- IATA: PMS; ICAO: OSPR;

Summary
- Airport type: Public / military
- Owner: Syrian Armed Forces
- Operator: Syrian Air Force
- Serves: Palmyra, Syria
- Time zone: EET (UTC+02:00 / UTC+03:00)
- Elevation AMSL: 403 m / 1,322 ft
- Coordinates: 34°33′27″N 038°19′01″E﻿ / ﻿34.55750°N 38.31694°E

Map
- PMS Location of airport in Syria

Runways
| Direction | Length |  | Surface |
| m | ft |
| 08/26 | 2,880 | 9,449 | Asphalt |
- Source: DAFIF

= Palmyra Airport =

Palmyra Airport (مطار تدمر), also formerly known as Tadmur Airport and Camp Mermoz, is a military airport serving Palmyra, a small city in Syria.

==History==
On 20 May 2015, ISIS captured the airbase. As of 27 March 2016, it was recaptured by the Syrian Army following the 2016 Palmyra offensive only to be recaptured by ISIL eight months later, following the Palmyra offensive (December 2016).
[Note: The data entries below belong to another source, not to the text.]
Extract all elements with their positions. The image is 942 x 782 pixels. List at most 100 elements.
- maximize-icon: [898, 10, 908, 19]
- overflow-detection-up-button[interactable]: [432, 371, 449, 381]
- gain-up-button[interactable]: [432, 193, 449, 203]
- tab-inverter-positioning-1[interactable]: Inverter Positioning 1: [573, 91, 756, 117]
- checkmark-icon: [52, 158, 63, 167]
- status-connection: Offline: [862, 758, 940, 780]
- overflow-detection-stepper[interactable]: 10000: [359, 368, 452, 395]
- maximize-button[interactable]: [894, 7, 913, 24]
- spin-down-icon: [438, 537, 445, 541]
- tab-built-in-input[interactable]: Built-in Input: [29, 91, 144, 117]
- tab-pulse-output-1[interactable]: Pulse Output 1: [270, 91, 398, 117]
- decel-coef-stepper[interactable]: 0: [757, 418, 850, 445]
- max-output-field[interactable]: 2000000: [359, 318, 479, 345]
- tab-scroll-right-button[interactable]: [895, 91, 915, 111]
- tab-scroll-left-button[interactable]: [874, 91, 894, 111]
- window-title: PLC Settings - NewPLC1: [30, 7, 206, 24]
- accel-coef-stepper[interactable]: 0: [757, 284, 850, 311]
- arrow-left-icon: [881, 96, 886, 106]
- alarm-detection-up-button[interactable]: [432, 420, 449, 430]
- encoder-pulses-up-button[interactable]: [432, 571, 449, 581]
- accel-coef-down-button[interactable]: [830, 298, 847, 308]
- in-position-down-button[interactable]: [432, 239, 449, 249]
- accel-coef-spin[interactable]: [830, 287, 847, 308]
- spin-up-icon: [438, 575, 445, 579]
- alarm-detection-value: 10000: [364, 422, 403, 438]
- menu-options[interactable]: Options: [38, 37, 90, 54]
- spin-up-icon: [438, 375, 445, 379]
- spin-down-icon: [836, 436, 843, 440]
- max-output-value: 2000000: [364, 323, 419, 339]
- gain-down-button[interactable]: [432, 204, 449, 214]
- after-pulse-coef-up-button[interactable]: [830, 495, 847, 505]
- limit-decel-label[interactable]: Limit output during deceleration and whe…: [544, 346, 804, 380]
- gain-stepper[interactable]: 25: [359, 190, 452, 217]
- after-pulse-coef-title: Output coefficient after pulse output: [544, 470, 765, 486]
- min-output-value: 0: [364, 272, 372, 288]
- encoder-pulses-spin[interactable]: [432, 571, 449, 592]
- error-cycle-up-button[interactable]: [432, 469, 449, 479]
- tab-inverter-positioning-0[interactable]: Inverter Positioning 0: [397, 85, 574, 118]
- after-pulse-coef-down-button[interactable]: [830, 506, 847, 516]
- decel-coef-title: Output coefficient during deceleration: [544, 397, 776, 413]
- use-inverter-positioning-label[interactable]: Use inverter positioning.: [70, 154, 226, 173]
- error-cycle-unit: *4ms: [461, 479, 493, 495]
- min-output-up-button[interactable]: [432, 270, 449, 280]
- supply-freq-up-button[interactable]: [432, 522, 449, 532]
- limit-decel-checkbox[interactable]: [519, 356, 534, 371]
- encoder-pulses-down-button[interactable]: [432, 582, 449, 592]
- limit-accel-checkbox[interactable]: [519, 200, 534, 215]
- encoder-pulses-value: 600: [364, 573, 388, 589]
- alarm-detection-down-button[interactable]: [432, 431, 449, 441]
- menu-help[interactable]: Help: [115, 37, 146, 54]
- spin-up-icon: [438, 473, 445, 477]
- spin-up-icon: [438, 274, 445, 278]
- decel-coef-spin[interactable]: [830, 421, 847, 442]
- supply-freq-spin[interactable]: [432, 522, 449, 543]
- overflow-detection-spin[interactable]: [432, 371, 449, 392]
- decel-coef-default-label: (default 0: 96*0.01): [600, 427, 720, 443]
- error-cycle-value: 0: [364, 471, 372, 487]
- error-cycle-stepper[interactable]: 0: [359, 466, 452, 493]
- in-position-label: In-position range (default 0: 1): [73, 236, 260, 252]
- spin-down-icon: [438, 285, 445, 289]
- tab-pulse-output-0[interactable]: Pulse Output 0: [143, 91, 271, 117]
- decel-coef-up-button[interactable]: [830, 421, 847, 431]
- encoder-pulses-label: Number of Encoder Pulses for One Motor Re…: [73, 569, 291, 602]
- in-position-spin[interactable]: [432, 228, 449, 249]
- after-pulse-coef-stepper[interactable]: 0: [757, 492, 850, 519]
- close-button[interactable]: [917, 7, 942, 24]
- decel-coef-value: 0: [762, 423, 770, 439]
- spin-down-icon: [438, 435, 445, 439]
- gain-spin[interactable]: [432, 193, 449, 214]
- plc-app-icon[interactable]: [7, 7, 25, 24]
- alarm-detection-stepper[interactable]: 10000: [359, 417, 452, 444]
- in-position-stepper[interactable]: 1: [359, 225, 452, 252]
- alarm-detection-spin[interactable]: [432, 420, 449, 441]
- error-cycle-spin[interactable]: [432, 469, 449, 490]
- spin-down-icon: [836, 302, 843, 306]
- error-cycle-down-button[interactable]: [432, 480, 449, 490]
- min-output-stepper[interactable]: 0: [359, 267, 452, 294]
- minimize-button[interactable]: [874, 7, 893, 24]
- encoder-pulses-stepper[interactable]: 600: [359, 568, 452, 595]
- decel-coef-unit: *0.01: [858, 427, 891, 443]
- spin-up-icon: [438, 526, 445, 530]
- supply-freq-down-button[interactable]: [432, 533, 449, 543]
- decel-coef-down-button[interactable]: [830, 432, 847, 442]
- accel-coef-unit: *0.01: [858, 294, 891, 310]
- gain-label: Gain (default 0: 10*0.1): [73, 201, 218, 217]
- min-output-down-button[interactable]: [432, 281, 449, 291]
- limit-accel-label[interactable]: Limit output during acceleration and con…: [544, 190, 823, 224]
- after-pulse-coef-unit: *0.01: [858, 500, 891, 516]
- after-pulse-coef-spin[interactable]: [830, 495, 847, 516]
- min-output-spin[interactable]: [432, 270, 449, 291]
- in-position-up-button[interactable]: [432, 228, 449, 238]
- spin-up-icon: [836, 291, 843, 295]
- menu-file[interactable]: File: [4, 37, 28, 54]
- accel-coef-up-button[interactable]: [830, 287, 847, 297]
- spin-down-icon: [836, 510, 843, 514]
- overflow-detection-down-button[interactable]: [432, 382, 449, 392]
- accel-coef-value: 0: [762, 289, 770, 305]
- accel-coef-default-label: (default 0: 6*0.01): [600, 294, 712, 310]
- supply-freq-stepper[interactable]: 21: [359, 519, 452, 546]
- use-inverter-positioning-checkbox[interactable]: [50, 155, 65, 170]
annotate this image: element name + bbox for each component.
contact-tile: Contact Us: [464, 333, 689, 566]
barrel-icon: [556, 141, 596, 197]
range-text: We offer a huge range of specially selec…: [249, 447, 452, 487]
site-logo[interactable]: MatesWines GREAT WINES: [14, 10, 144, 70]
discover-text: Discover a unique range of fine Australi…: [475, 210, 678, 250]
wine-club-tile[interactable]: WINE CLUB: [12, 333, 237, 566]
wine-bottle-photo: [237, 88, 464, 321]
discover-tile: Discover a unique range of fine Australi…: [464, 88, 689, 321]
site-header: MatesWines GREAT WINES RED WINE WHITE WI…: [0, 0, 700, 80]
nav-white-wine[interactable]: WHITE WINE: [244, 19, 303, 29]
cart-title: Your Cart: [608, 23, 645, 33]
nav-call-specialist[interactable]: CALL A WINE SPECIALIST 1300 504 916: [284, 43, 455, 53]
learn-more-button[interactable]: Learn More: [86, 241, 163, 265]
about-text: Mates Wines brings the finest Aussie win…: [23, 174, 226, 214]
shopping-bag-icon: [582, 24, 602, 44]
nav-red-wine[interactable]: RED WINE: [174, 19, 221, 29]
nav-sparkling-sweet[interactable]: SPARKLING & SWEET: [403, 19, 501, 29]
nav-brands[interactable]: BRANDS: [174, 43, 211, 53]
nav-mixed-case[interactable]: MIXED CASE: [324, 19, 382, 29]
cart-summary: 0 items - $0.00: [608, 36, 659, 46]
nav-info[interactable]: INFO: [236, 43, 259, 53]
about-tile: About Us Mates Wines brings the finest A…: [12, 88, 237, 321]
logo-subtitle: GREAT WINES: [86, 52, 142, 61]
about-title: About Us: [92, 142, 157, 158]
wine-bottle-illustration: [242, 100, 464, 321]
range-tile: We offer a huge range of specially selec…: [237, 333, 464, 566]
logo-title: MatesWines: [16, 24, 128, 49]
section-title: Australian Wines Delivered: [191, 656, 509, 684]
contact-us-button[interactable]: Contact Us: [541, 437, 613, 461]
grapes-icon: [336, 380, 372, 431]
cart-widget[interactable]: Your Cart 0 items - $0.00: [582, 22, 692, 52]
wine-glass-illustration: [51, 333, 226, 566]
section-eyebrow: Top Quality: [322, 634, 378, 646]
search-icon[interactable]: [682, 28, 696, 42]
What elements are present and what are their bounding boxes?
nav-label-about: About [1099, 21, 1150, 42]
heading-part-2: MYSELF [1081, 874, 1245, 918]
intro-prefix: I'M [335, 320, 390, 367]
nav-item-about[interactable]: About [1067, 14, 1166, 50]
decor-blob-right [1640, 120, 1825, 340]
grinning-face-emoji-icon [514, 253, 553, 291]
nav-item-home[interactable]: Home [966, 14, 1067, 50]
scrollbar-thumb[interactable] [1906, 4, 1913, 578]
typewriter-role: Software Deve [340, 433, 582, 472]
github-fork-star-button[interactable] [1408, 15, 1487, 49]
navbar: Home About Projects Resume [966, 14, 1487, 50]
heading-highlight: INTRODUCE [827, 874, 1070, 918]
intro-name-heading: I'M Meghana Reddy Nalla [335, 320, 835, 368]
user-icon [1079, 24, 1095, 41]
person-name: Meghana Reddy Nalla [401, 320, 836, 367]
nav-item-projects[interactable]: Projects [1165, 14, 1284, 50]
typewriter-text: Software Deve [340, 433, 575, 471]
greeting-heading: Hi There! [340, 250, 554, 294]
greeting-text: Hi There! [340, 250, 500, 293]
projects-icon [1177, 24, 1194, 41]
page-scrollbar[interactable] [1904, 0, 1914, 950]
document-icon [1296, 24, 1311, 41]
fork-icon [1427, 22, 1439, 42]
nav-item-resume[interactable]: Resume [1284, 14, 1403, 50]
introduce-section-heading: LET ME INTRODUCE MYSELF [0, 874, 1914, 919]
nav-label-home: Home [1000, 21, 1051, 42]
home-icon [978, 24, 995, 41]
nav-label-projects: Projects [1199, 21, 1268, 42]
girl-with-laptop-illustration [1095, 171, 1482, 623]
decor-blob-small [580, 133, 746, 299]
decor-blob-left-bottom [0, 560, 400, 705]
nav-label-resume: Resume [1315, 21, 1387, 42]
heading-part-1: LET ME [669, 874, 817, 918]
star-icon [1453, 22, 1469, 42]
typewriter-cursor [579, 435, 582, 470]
In March 2017, it was recaptured by the Syrian Army following the Palmyra offensive (2017). In December 2024, the Revolutionary Commando Army recaptured the airport.

==Facilities==
The airport resides at an elevation of 403 m above mean sea level. It has one runway designated 08/26 with an asphalt surface measuring 2880 × 45 m.

==Airlines and destinations==
Due to the ongoing Syrian Civil War, there are currently no scheduled flights operated to or from the airport.